First of all, I established the existence of a theological hatred for Christ and His Church. This hatred was even more devilish in cases where the executioners were christened. They were Christians who had renounced Christ. Another point that struck me was the relentless hatred shown for priests. This was fueled by two factors, above all: their relationship with the Sacraments, especially the Eucharist, and their celibacy or consecrated virginity.
No defection
During the persecutions, there were no defections by priests, monks, or nuns. One case I wish to remember concerns the two bishops of Guadix and Almerìa. They were close friends. During the persecutions, the Bishop of Guadix, Don Manuel Medina Olmos, visited his old friend at Almerìa, wishing to be with him in his ordeal. They refused to escape when the captain of a British ship berthed in the harbor offered to take them aboard. “The shepherds must stay with their sheep till death,” they said. They died together, shot by order of the local Freemasons.
Another martyred bishop was Fr. Anselmo Polanco, an Augustinian and Bishop of Teruel.
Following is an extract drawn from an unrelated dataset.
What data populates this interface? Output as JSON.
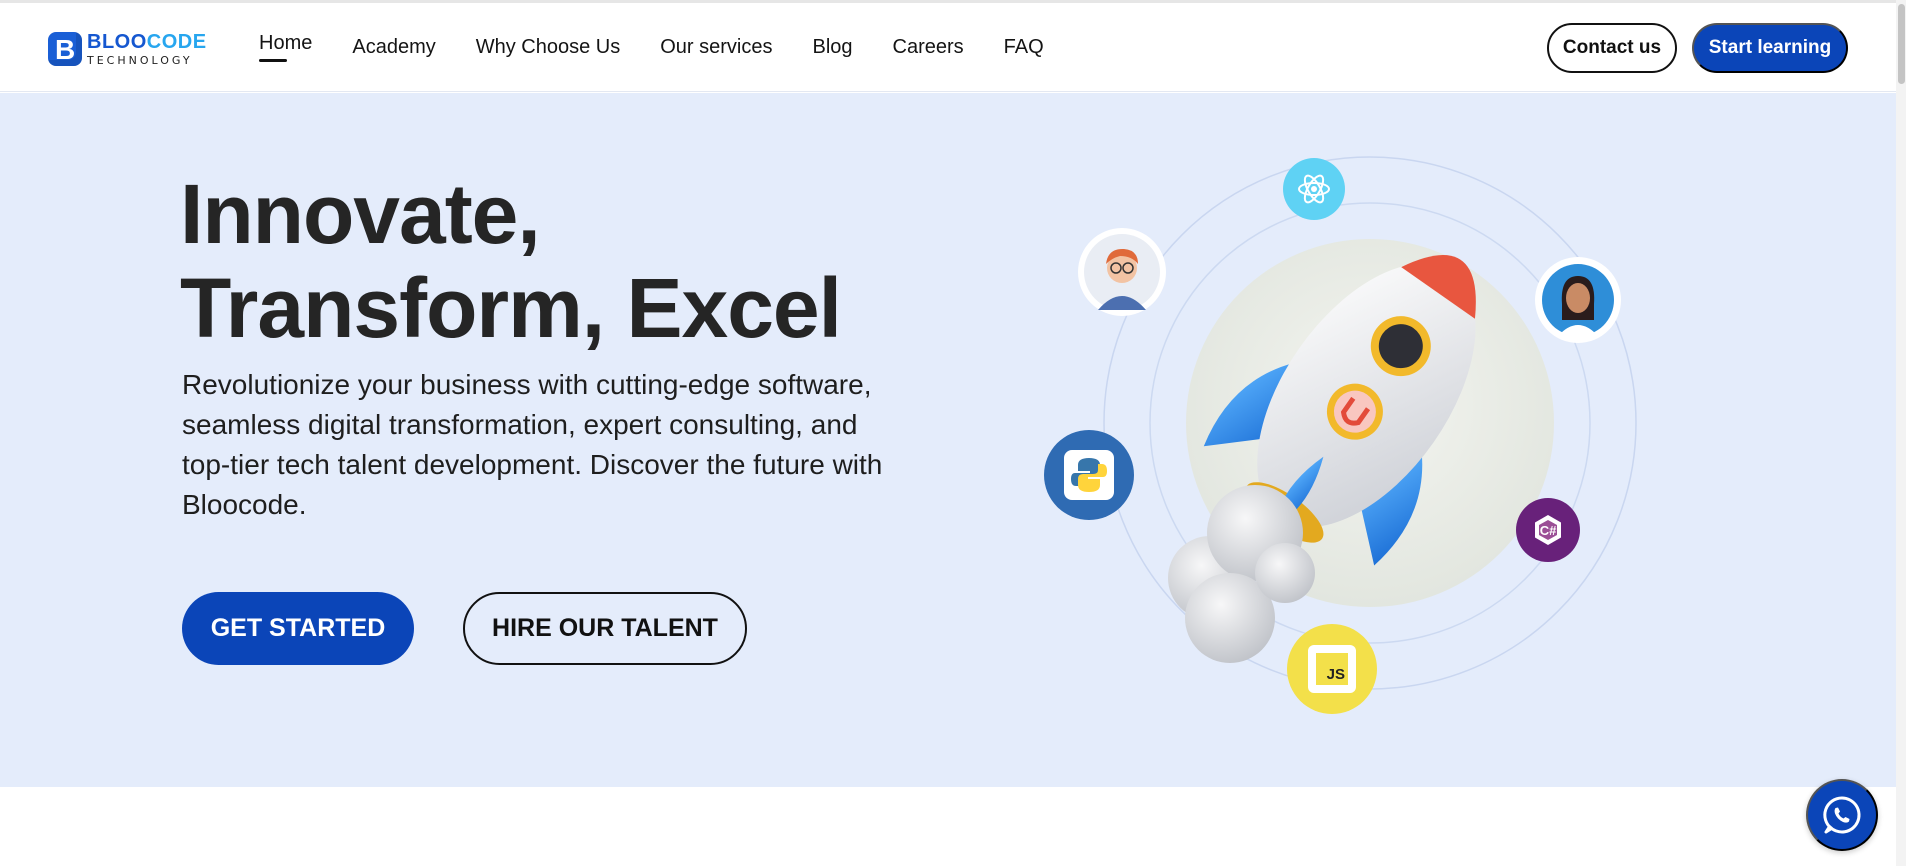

He died after being imprisoned for thirteen months together with his Vicar General Felipe Ripoll, who refused to abandon his bishop. The Republican government pressed him to make a declaration or sign a statement against his brothers in the episcopate. They tried to bribe him with freedom, honors, and even “promotion” to the diocese of Barcelona. But the sole honor he desired was to be faithful to Christ and His Church. He was imprisoned and then shot in February 1939 together with his faithful Vicar General.
This chapter in the history of the Spanish martyrs is a testimony to faith. It is also a call to priests and all Christians today to live their vocation: to look to Christ and follow Him, in devotion and service to the Church until death, with a deep, disinterested love for all men and their destiny.
TRAGIC STATISTICS
On February 16, 1936, the Popular Front, which combined all the left-wing and secular-radical parties, won the elections. The nation fell into chaos. In the first six months of the year, there were 113 general strikes, 146 dynamite attacks with a death toll of 269, 1,287 people injured in disorders, murders, and personal vendettas. The most extremist wings of the political parties in power (social-communists, anarchists, and radicals with a strongly Masonic ideology) had a precise plan: to bring the Bolshevik revolution to Spain on the model of the Soviet revolution of 1917. The government parties failed to maintain democracy. The country was ravaged by civil war for three years, until the victory in 1939 by the nationalist forces led by General Francisco Franco. In these three years, the most murderous attacks on the Catholic Church and persecutions of its followers took place. The historian Antonio Montero, who has carried out the fullest and best-known study of the persecutions, states there were 6,832 martyrs, including 13 bishops. The victims included 4,184 diocesan priests, 2,365 monks, and 283 nuns. In some dioceses like Barbastro in the Pyrenees, 113 priests were martyred out of a total of 139, including the bishop. Those murdered also included 5 diocesan seminarians, 51 Claretian missionaries, 18 Benedictine monks, and 9 Piarists.